Lampiran 1. Penentuan konsentrasi pada penelitian pendahuluan dan penelitian inti
a. Penelitian pendahuluan Uji nilai kisaran
Menggunakan metode logaritmik berbasis 10 yaitu: A : Kontrol
B : 0.01 mg/l Hg (N03)2 dengan kandungan Hg (0.006 mg Hg/l)
C : 0.1 mg/l Hg (N03)2 dengan kandungan Hg (0.06 mg Hg/l)
D : 1 mg/l Hg (N03)2 dengan kandungan Hg (0.6 mg Hg/l)

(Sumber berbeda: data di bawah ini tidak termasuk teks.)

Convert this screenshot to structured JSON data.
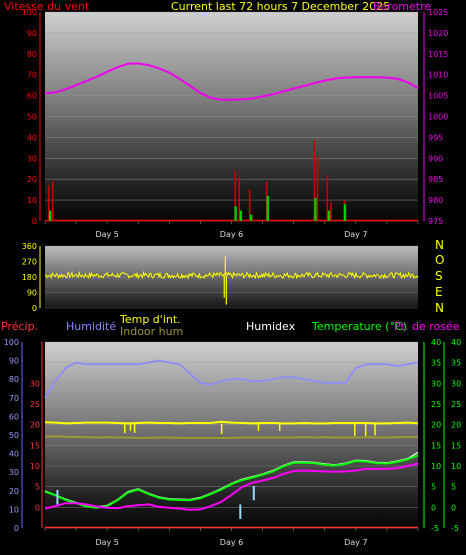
{
  "header": {
    "wind_speed_label": "Vitesse du vent",
    "title": "Current last 72 hours 7 December 2025",
    "barometer_label": "Barometre"
  },
  "direction_labels": [
    "N",
    "O",
    "S",
    "E",
    "N"
  ],
  "bottom_header": {
    "precip_label": "Précip.",
    "humidity_label": "Humidité",
    "temp_int_label": "Temp d'int.",
    "indoor_hum_label": "Indoor hum",
    "humidex_label": "Humidex",
    "temperature_label": "Temperature (°C)",
    "dewpoint_label": "Pt. de rosée"
  },
  "colors": {
    "wind": "#ff0000",
    "wind_gust": "#cc0000",
    "wind_avg": "#00cc00",
    "barometer": "#ee00ee",
    "title": "#ffff00",
    "direction": "#ffff00",
    "precip": "#ff3333",
    "humidity": "#8888ff",
    "humidity_line": "#8f90f0",
    "temp_int": "#ffff00",
    "indoor_hum": "#999933",
    "humidex": "#ffffff",
    "temperature": "#00ff00",
    "dewpoint": "#ff00ff",
    "windchill": "#9ad9ff"
  },
  "chart_data": [
    {
      "type": "line",
      "name": "wind_barometer",
      "x_ticks": [
        "Day 5",
        "Day 6",
        "Day 7"
      ],
      "y_left_ticks": [
        "0",
        "10",
        "20",
        "30",
        "40",
        "50",
        "60",
        "70",
        "80",
        "90",
        "100"
      ],
      "y_left_range": [
        0,
        100
      ],
      "y_right_ticks": [
        "975",
        "980",
        "985",
        "990",
        "995",
        "1000",
        "1005",
        "1010",
        "1015",
        "1020",
        "1025"
      ],
      "y_right_range": [
        975,
        1025
      ],
      "barometer_hours": [
        0,
        2,
        4,
        6,
        8,
        10,
        12,
        14,
        16,
        18,
        20,
        22,
        24,
        26,
        28,
        30,
        32,
        34,
        36,
        38,
        40,
        42,
        44,
        46,
        48,
        50,
        52,
        54,
        56,
        58,
        60,
        62,
        64,
        66,
        68,
        70,
        72
      ],
      "barometer": [
        1005.5,
        1005.8,
        1006.5,
        1007.5,
        1008.5,
        1009.5,
        1010.7,
        1011.8,
        1012.6,
        1012.7,
        1012.3,
        1011.5,
        1010.5,
        1009.0,
        1007.3,
        1005.6,
        1004.5,
        1004.0,
        1004.0,
        1004.1,
        1004.3,
        1004.8,
        1005.3,
        1006.0,
        1006.7,
        1007.3,
        1008.0,
        1008.6,
        1009.1,
        1009.3,
        1009.4,
        1009.4,
        1009.4,
        1009.3,
        1009.0,
        1008.2,
        1006.8
      ],
      "wind_gust_spikes": [
        {
          "hour": 0.7,
          "value": 17
        },
        {
          "hour": 1.5,
          "value": 19
        },
        {
          "hour": 36.7,
          "value": 24
        },
        {
          "hour": 37.5,
          "value": 21
        },
        {
          "hour": 39.5,
          "value": 15
        },
        {
          "hour": 42.8,
          "value": 19
        },
        {
          "hour": 52.0,
          "value": 39
        },
        {
          "hour": 52.6,
          "value": 31
        },
        {
          "hour": 54.5,
          "value": 22
        },
        {
          "hour": 55.2,
          "value": 9
        },
        {
          "hour": 57.8,
          "value": 10
        }
      ],
      "wind_avg_spikes": [
        {
          "hour": 1.0,
          "value": 5
        },
        {
          "hour": 36.8,
          "value": 7
        },
        {
          "hour": 37.8,
          "value": 5
        },
        {
          "hour": 39.8,
          "value": 3
        },
        {
          "hour": 43.0,
          "value": 12
        },
        {
          "hour": 52.2,
          "value": 11
        },
        {
          "hour": 54.8,
          "value": 5
        },
        {
          "hour": 57.9,
          "value": 8
        }
      ]
    },
    {
      "type": "line",
      "name": "wind_direction",
      "y_ticks": [
        "0",
        "90",
        "180",
        "270",
        "360"
      ],
      "y_range": [
        0,
        360
      ],
      "mean_deg": 190,
      "jitter_deg": 16,
      "dropouts": [
        {
          "hour": 34.6,
          "value": 60
        },
        {
          "hour": 34.8,
          "value": 300
        },
        {
          "hour": 35.0,
          "value": 20
        }
      ]
    },
    {
      "type": "line",
      "name": "temperature_humidity",
      "x_ticks": [
        "Day 5",
        "Day 6",
        "Day 7"
      ],
      "y_precip_ticks": [
        "0",
        "10",
        "20",
        "30",
        "40",
        "50",
        "60",
        "70",
        "80",
        "90",
        "100"
      ],
      "y_precip_range": [
        0,
        100
      ],
      "y_inner_left_ticks": [
        "0",
        "5",
        "10",
        "15",
        "20",
        "25",
        "30"
      ],
      "y_temp_ticks": [
        "-5",
        "0",
        "5",
        "10",
        "15",
        "20",
        "25",
        "30",
        "35",
        "40"
      ],
      "y_temp_range": [
        -5,
        40
      ],
      "hours": [
        0,
        2,
        4,
        6,
        8,
        10,
        12,
        14,
        16,
        18,
        20,
        22,
        24,
        26,
        28,
        30,
        32,
        34,
        36,
        38,
        40,
        42,
        44,
        46,
        48,
        50,
        52,
        54,
        56,
        58,
        60,
        62,
        64,
        66,
        68,
        70,
        72
      ],
      "humidity_percent": [
        70,
        79,
        86,
        89,
        88,
        88,
        88,
        88,
        88,
        88,
        89,
        90,
        89,
        88,
        83,
        78,
        77,
        79,
        80,
        80,
        79,
        79,
        80,
        81,
        81,
        80,
        79,
        78,
        78,
        78,
        86,
        88,
        88,
        88,
        87,
        88,
        89
      ],
      "temp_int": [
        20.6,
        20.5,
        20.3,
        20.4,
        20.5,
        20.5,
        20.5,
        20.4,
        20.3,
        20.4,
        20.5,
        20.4,
        20.4,
        20.3,
        20.4,
        20.4,
        20.4,
        20.7,
        20.5,
        20.4,
        20.3,
        20.4,
        20.4,
        20.3,
        20.3,
        20.4,
        20.3,
        20.3,
        20.4,
        20.4,
        20.4,
        20.4,
        20.3,
        20.3,
        20.4,
        20.5,
        20.3
      ],
      "indoor_hum": [
        17.1,
        17.2,
        17.1,
        17.0,
        17.0,
        16.9,
        17.0,
        16.9,
        16.9,
        16.8,
        16.8,
        16.9,
        16.9,
        16.8,
        16.8,
        16.8,
        16.8,
        16.8,
        16.8,
        16.9,
        16.9,
        16.9,
        16.9,
        16.9,
        16.9,
        17.0,
        16.9,
        17.0,
        16.9,
        16.9,
        16.9,
        17.0,
        16.9,
        16.9,
        17.0,
        17.0,
        17.0
      ],
      "temperature": [
        3.8,
        2.9,
        1.8,
        1.0,
        0.2,
        -0.1,
        0.3,
        1.7,
        3.6,
        4.3,
        3.2,
        2.3,
        1.9,
        1.8,
        1.7,
        2.2,
        3.2,
        4.3,
        5.6,
        6.6,
        7.2,
        7.9,
        8.7,
        9.9,
        10.8,
        10.8,
        10.7,
        10.3,
        10.1,
        10.5,
        11.2,
        11.1,
        10.7,
        10.6,
        11.0,
        11.6,
        12.6
      ],
      "dewpoint": [
        -0.3,
        0.3,
        1.0,
        1.0,
        0.7,
        0.2,
        -0.1,
        -0.2,
        0.3,
        0.5,
        0.7,
        0.1,
        -0.1,
        -0.3,
        -0.6,
        -0.5,
        0.3,
        1.3,
        3.0,
        4.9,
        5.9,
        6.5,
        7.1,
        8.1,
        8.8,
        8.9,
        8.8,
        8.7,
        8.6,
        8.7,
        8.9,
        9.3,
        9.3,
        9.3,
        9.5,
        10.0,
        10.6
      ],
      "humidex": [
        4.0,
        3.0,
        2.0,
        1.2,
        0.4,
        0.1,
        0.5,
        1.9,
        3.8,
        4.5,
        3.4,
        2.5,
        2.1,
        2.0,
        1.9,
        2.4,
        3.4,
        4.5,
        5.8,
        6.8,
        7.4,
        8.1,
        8.9,
        10.1,
        11.0,
        11.0,
        10.9,
        10.5,
        10.3,
        10.7,
        11.4,
        11.3,
        10.9,
        10.8,
        11.2,
        11.8,
        13.3
      ],
      "windchill_dips": [
        {
          "hour": 2.4,
          "value": 0.7
        },
        {
          "hour": 37.7,
          "value": -2.8
        },
        {
          "hour": 40.3,
          "value": 1.7
        }
      ],
      "temp_int_dips": [
        {
          "hour": 15.4,
          "value": 18.0
        },
        {
          "hour": 16.5,
          "value": 18.6
        },
        {
          "hour": 17.3,
          "value": 18.0
        },
        {
          "hour": 34.1,
          "value": 17.7
        },
        {
          "hour": 41.2,
          "value": 18.5
        },
        {
          "hour": 45.3,
          "value": 18.5
        },
        {
          "hour": 59.8,
          "value": 17.3
        },
        {
          "hour": 61.9,
          "value": 17.3
        },
        {
          "hour": 63.7,
          "value": 17.4
        }
      ],
      "precip_mm": [
        0
      ]
    }
  ]
}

E : 10 mg/l Hg (N03)2 dengan kandungan Hg (6 mg Hg/l) Uji toksisitas akut
A : Kontrol B : 0.178 mg/l Hg (N03)2 dengan kandungan Hg (0.110 mg Hg/l) C : 0.316 mg/l Hg (N03)2 dengan kandungan Hg (0.195 mg Hg/l) D : 0.562 mg/l Hg (N03)2 dengan kandungan Hg (0.347 mg Hg/l) E : 1 mg/l Hg (N03)2 dengan kandungan Hg (0.618 mg Hg/l) b. Penelitian inti
Pada penelitian inti digunakan konsentrasi merkuri yang sama yaitu 10 % dari LC50 96 jam yaitu 0.02 mg/l Hg (N03)2 dengan kandungan Hg (0.012 mg
Lampiran 2. Metode pengenceran salinitas
Untuk mendapatkan media salinitas 10 ppt dan volume air yang dikehendaki 150 liter dengan air laut yang tersedia kadar salinitasnya 30 ppt, maka air laut yang diperlukan sebanyak 50 liter air laut dan air tawar sebanyak 100 liter. 30 10 10/30 x 150 liter = 50 liter (Air laut) 10 0 20 20/30 x 150 liter = 100 liter (Air tawar)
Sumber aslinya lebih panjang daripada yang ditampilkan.